Tuttavia le previsioni di realizzare un vaccino contro il coronavirus Covid-19 (l’acronimo del virus, sta per Corona Virus Disease 2019 — “disease”, o malattia in inglese) sono fosche. Alcuni sanitari parlano di tempi record ma improbabili di 8 mesi, altri di almeno un anno, altri ancora di circa diciotto mesi… giusto il tempo per fare sprofondare il mondo intero nell’alto medioevo con migliaia di decessi, misure restrittive, economie in declino, tensioni sociali, e la caccia agli untori. In questo quadro fosco si e’ aperto uno sprazzo di luce: un istituto israeliano in Galilea, il MIGAL, informa che sarebbe in grado di realizzare il vaccino in tre settimane, e dopo 3 mesi di test clinici d’obbligo e di allestimento di capacità produttive su larga scala, sarebbe pronta la diffusione e somministrazione di massa. Inoltre il vaccino avrebbe somministrazione orale, non intramuscolare, quindi più accetta e agevole.
All’istituto lavorano 80 medici e 260 ricercatori in 53 laboratori. Il motivo della celerità è che hanno appena finito di lavorare sul vaccino contro il virus della bronchite infettiva aviaria (IBV — infectious bronchitis virus) che è un coronavirus simile al Covid-19, e che usa le stesse modalità infettive. La proteina antigene (macromolecola simile al virus, innocua e che lo emula) sarebbe introdotta dalle cellule tramite “endocitosi”, cioè con la formazione da parte della membrana cellulare di piccole vescicole che la contengono e la portano all’interno, stimolando nelle cellule chiamate linfociti B, o plasmacellule, la produzione di anticorpi.

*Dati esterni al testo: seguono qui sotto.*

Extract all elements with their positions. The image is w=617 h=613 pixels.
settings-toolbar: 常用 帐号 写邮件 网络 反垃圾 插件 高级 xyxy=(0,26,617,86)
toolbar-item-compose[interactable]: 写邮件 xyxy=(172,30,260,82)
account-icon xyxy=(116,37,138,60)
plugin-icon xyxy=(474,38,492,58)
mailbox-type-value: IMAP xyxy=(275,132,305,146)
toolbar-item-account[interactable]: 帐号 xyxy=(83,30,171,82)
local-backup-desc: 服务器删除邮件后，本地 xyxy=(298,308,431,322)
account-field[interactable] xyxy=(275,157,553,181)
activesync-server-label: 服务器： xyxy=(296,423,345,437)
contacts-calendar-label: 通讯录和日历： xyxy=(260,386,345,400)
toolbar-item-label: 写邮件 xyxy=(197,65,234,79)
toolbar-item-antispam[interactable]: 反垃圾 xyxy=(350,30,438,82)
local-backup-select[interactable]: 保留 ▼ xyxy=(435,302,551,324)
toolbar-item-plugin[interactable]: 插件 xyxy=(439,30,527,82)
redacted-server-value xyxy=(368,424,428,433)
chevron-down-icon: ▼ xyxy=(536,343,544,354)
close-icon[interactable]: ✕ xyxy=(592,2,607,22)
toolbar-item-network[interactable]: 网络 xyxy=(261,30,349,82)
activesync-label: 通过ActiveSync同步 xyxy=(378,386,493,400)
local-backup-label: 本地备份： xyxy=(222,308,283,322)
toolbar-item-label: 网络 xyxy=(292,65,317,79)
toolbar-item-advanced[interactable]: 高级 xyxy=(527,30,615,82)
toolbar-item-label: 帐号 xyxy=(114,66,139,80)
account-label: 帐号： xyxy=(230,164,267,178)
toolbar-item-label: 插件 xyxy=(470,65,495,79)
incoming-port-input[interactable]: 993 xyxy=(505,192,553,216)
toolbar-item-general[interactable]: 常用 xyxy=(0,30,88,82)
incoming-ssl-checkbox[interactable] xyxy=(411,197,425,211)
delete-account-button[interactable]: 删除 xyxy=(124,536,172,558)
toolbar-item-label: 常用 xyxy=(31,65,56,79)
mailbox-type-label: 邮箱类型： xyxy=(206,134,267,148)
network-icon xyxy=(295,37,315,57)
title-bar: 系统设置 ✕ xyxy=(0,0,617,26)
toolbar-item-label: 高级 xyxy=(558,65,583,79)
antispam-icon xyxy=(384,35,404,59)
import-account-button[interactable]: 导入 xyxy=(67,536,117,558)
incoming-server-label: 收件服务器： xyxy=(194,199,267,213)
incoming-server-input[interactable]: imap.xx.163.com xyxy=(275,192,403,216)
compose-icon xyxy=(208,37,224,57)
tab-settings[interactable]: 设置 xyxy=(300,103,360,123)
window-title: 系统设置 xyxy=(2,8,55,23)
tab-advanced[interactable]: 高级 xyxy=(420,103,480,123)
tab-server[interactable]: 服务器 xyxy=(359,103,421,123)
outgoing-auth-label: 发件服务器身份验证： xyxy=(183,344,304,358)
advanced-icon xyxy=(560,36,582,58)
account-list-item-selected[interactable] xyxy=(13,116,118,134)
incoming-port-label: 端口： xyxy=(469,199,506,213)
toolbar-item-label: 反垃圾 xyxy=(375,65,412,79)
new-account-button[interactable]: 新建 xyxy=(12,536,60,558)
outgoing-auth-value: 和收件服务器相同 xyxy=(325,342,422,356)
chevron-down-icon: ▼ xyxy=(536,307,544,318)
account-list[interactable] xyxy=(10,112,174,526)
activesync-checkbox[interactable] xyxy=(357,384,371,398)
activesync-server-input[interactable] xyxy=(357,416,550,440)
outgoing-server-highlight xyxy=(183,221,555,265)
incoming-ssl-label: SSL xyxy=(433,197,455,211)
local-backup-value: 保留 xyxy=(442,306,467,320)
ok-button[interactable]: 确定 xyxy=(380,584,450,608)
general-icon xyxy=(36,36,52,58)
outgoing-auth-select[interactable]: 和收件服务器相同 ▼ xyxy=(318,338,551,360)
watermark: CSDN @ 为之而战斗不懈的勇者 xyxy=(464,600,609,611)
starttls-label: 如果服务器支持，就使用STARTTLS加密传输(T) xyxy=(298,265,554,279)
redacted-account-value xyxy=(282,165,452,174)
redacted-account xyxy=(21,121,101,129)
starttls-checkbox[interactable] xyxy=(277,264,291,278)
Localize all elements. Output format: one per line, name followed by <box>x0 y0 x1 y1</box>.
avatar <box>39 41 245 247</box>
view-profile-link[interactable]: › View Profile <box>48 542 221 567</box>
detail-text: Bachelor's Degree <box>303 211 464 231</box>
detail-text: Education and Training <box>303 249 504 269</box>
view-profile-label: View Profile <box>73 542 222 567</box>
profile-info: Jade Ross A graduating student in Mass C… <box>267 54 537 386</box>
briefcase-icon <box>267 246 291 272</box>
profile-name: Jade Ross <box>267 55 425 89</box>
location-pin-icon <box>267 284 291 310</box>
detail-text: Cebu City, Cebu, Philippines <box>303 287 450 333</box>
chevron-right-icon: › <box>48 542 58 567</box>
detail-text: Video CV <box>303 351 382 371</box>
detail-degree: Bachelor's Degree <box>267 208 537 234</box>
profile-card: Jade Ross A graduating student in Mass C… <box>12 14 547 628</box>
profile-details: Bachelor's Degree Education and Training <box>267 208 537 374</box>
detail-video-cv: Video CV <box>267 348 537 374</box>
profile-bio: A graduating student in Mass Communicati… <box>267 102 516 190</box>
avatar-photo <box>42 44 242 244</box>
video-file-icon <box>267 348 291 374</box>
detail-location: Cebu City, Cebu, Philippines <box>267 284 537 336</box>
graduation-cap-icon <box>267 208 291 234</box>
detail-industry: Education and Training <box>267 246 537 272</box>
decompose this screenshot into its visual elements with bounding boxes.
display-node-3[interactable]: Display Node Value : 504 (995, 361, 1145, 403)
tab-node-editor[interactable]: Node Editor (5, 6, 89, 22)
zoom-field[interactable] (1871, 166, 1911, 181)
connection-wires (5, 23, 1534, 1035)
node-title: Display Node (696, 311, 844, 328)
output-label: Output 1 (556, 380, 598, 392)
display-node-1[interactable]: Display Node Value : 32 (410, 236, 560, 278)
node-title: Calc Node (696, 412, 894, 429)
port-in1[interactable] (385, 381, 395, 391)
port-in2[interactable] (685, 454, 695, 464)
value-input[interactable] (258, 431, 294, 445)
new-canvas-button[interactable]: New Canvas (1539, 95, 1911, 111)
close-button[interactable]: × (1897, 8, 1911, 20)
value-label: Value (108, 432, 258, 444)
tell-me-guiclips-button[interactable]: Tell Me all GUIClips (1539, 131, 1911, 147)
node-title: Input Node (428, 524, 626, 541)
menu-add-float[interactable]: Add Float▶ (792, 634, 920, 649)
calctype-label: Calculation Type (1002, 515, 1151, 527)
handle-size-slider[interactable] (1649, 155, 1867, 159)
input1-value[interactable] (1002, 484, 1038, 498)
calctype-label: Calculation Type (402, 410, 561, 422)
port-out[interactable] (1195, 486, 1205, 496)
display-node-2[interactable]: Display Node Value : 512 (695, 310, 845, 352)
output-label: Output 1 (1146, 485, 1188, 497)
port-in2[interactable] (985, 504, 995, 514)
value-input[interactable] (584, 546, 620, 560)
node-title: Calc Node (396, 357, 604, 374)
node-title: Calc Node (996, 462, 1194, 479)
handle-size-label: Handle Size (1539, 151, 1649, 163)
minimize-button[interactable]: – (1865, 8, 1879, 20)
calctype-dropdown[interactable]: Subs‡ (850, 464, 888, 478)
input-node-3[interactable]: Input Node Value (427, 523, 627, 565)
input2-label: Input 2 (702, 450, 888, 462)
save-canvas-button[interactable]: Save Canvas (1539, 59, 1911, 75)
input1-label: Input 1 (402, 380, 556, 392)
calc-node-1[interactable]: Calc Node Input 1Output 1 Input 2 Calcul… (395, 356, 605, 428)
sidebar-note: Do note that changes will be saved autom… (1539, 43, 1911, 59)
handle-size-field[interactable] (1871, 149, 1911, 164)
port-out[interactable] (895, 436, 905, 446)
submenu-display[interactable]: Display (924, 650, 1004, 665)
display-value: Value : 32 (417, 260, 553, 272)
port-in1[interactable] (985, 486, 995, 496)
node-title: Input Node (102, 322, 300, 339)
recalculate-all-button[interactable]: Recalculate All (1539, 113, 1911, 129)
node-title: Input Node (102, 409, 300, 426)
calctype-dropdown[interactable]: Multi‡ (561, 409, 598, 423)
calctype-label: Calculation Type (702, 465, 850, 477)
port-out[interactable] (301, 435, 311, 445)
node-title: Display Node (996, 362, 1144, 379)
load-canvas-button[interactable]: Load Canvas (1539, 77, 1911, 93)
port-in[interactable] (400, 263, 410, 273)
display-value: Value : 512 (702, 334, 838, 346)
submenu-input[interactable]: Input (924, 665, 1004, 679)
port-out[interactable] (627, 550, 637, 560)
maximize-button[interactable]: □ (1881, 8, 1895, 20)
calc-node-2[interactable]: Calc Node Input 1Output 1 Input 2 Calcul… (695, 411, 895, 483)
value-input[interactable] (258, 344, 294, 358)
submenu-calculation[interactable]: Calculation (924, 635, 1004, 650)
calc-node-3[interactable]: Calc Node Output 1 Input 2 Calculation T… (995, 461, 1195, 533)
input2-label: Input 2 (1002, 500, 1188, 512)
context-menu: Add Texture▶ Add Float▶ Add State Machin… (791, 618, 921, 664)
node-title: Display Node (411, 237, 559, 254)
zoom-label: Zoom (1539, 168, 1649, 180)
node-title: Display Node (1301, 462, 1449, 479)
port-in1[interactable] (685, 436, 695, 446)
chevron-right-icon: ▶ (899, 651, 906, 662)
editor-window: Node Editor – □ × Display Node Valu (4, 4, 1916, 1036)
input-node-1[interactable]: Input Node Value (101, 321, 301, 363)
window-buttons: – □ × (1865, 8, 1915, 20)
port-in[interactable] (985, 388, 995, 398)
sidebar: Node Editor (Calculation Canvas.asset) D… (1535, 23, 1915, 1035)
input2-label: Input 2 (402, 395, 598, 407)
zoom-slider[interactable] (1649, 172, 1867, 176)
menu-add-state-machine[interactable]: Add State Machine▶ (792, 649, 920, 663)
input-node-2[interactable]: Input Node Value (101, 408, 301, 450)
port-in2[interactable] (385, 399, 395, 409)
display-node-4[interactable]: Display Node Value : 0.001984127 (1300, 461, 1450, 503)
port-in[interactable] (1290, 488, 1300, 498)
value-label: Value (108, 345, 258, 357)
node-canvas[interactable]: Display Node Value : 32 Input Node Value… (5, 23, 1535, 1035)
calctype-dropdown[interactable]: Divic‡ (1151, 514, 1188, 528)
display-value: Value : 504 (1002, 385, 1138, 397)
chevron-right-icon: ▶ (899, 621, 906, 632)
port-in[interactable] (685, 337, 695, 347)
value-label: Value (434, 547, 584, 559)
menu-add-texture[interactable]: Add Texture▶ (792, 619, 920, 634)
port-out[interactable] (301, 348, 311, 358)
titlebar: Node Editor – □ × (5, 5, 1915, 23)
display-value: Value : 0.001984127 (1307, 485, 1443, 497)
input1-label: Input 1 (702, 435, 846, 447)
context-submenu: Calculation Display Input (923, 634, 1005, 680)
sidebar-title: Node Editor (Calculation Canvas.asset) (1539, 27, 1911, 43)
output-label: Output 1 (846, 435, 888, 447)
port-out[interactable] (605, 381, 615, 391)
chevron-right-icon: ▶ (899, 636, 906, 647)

Altri enti o aziende che lavorano alla realizzare di un vaccino contro il Covid-19 sono: Moderna (USA, previsione: entro 18 mesi), l’Università Baylor del Texas, l’Universita’ del Queensland in Australia, ed ancora le aziende farmaceutiche multinazionali Inovio, GlaxoSmithKline, Sanofi e Johnson & Johnson. Tutte prevedono tempi lunghi, specialmente per i test clinici, propedeutici alla distribuzione del vaccino.
Chiunque troverà il vaccino comunque troverà un tesoro. Sia chi lo prenderà, ma soprattutto chi lo produrrà. Ma stranamente, di fronte al disastro mondiale che il Covid-19 sta compiendo alle vite, alla salute, alle società e alle economie, se ne parla poco. Di polemiche, specie tra politici, invece scorrono fiumi di parole.
Con 7 miliardi di abitanti del pianeta che necessitano disperatamente di un vaccino, e con nazioni dalle economie bloccate che necessitano di trovare soluzioni al piu’ presto, si tratterebbe anche di un affare di dimensioni colossali, uno dei piu’ grandi della storia umana. I servizi sanitari pubblici e le piu’ grandi aziende farmaceutiche procedono seguendo protocolli di ricerca clinica sperimentale molto rigorosi, con molta prudenza, giustificabile in altri tempi ma che andrebbero accellerati al massimo nella drammatica situazione in cui versa il pianeta, in cui non si intravede la fine del tunnel.